January 14, 2010
Surely you remember Merrill Lynch. Founded in 1914 by Charles Merrill and Edmund Lynch, it prospered well for 94 years. Then in 2008 it went bust and was purchased by Bank of America using taxpayer money. The man at the helm before and during its bust was John Thain. How can one forget him?! He may be most remember for his excesses on his office at Merrill. As Chairman and CEO of Merrill, he went with the company to BofA, but left under duress (he got fired!) in early 2009. Well, he’s baaaaaaaack!

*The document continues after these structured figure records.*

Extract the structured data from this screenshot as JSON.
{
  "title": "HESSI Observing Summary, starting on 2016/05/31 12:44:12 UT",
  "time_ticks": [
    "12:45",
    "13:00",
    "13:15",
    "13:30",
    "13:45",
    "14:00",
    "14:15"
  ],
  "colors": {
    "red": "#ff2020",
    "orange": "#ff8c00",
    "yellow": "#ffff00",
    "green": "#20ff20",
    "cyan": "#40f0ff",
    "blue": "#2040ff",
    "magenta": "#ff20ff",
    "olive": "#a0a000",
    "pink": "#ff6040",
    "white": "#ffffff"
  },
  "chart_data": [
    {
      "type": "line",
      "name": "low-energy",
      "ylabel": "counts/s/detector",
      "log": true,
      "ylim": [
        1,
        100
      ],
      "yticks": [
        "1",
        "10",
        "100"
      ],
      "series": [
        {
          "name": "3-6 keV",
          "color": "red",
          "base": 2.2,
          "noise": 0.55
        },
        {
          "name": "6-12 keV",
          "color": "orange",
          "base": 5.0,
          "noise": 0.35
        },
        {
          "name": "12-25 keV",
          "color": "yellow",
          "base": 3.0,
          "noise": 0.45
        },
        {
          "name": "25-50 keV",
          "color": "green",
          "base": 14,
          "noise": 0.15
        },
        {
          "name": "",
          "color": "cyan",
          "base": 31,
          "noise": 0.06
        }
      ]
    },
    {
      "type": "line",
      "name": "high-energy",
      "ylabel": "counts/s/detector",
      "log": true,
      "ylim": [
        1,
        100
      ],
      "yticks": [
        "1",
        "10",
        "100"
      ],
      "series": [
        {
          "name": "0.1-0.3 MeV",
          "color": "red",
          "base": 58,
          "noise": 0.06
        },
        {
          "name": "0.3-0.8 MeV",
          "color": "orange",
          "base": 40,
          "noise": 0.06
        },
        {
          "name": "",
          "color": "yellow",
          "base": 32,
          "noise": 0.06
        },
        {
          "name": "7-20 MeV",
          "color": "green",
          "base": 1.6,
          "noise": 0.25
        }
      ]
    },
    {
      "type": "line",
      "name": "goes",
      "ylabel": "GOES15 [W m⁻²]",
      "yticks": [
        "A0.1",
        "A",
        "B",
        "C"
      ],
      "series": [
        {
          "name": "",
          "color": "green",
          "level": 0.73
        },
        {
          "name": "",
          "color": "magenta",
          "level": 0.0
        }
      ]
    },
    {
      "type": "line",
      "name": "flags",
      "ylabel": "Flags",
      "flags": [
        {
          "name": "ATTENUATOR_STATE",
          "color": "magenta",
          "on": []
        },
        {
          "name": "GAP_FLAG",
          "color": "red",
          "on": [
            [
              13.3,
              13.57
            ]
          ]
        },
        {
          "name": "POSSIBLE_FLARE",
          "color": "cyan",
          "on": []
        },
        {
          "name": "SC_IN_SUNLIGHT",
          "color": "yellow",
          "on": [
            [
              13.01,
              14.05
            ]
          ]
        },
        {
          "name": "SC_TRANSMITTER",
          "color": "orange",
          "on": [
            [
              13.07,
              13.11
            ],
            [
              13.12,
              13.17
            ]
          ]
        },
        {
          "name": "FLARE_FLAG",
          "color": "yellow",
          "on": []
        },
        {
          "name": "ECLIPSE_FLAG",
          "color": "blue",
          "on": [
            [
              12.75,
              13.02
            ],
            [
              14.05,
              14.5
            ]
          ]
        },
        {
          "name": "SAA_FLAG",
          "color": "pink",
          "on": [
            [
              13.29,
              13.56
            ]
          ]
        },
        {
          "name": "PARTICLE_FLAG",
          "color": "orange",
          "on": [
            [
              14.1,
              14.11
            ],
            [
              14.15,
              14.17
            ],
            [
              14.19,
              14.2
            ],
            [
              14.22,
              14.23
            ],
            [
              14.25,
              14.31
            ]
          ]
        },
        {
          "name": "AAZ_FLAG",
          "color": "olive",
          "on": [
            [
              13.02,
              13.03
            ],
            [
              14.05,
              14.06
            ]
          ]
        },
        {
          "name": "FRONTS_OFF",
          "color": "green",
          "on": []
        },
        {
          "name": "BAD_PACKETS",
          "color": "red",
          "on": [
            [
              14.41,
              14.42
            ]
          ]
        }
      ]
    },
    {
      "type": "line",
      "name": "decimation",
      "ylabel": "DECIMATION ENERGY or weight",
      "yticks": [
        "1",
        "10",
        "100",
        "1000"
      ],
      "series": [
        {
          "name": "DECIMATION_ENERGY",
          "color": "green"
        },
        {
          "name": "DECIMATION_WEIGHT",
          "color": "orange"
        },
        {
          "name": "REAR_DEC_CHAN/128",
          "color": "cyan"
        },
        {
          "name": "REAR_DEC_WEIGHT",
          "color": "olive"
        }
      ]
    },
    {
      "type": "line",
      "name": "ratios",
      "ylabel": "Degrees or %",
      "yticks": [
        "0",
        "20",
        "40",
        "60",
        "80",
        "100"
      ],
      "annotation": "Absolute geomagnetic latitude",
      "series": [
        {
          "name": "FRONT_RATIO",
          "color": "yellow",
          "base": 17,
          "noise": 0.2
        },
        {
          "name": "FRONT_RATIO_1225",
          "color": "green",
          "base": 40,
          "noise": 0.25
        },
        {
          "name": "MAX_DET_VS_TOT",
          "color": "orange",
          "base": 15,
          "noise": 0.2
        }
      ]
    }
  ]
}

CNBC reports that Thain is in talks to take over the head of CIT Group. CIT, you may remember, just emerged from bankruptcy, a bankruptcy that wiped out $2.33 billions of TARP funds from the taxpayers.
Well, you know what they say — s**t always rises to the top; and this is living proof.
It will, of course, be interesting to see what CIT looks like a year from now if Thain gets the job. Naturally he will — shall we say — behave himself in the beginning, but we can all rest assured his employment contract will be a very lucrative and unbreakable one. He went to Merrill for a package worth $64 million, plus a $15 million bonus for simply walking through the door on his first day. He was there about two years. Very nice “hourly” ($19,000) salary, wouldn’t you say?